Monday, December 08, 2008

Trichet Under Pressure To Outline Plan For Deflation

There was a time not too long ago that the European Central Bank was praised and the Fed was ridiculed by most. When the Fed started cutting rates some of my favorite financial industry personalities including Marc Faber were talking the Euro up as a sound currency versus the deleterious dollar. Most mistook the massive commodity bubble for inflation. And very inaccurately reported it was because the Fed was printing massive sums of money. Remember those lies? Our position was that the commodity bubble was signaling deflation. And, when the Fed started cutting rates rapidly that the U.S. was the only central bank that got it.

The Fed's quick action also allowed the U.S. to raise substantial sums of money from investors and countries that were unaware of the shifting earth beneath their own feet. Money that is now unavailable to anyone. Money, that were it to be repatriated today, would be at massive losses. Can you say sovereign wealth funds? Don't worry. In time most of those sovereign wealth funds will likely be selling their investments back to us at a very lucrative price when their forced selling begins.

Wrong way Trichet has damaged the reputation of the ECB and has significantly contributed to harming the European economies. More than ever, I think there are reasonable probabilities the ECB will not survive.
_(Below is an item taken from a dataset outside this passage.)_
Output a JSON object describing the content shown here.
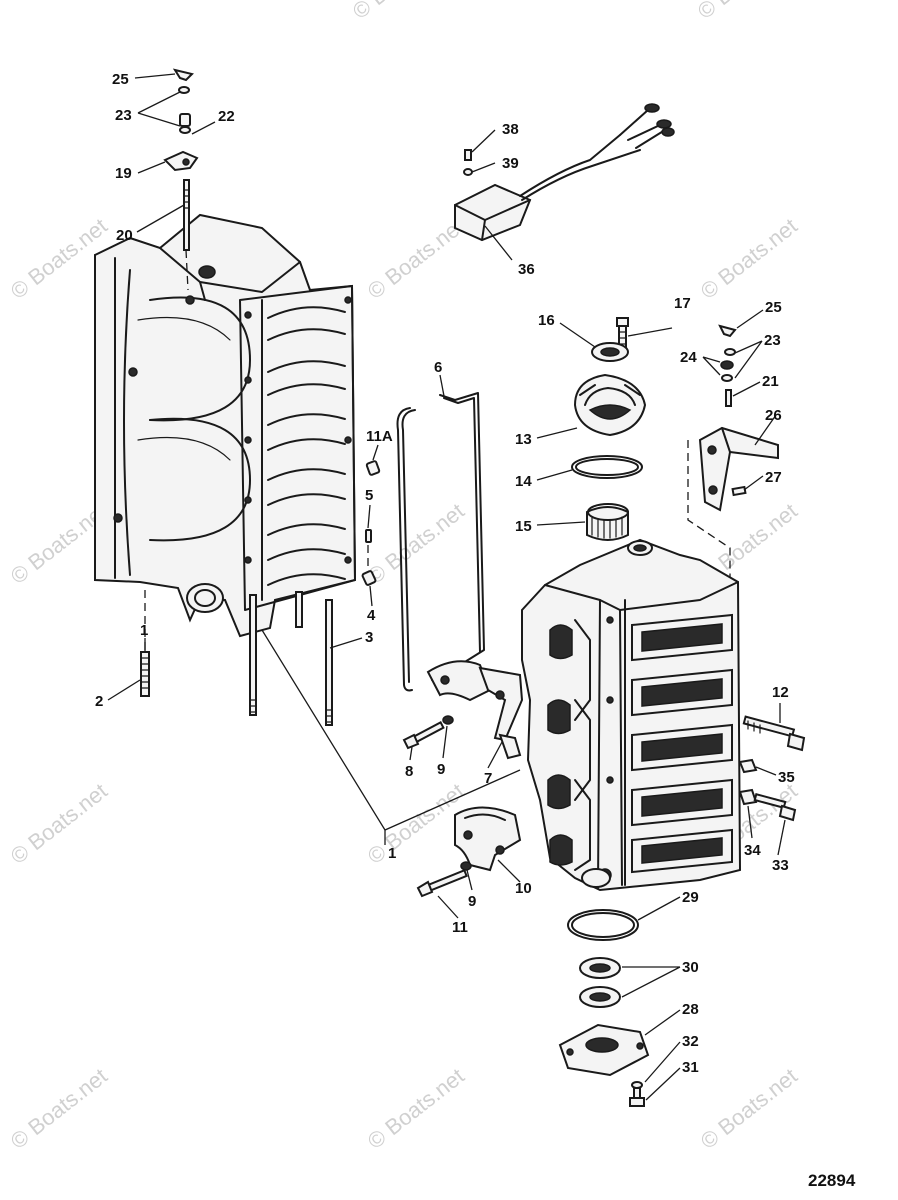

If they do, they are going to have to modify the membership requirements. Downward, that is. There goes that race to the bottom of the barrel again. I never underestimate the ability of a bureaucracy to survive so even though the ECB has been a failure and will continue to earn that title, it won't go quietly. It will take political will from sovereign countries. And, that political will will only come from the people. Just like in China. Just like in the Soviet Union. Just like in the USA. The people drive change. Not the bureaucracy.

Trichet is now under the gun to prepare a plan to fight deflation. Trichet's bias will die a slow death. That will very likely continue to economically damage member countries.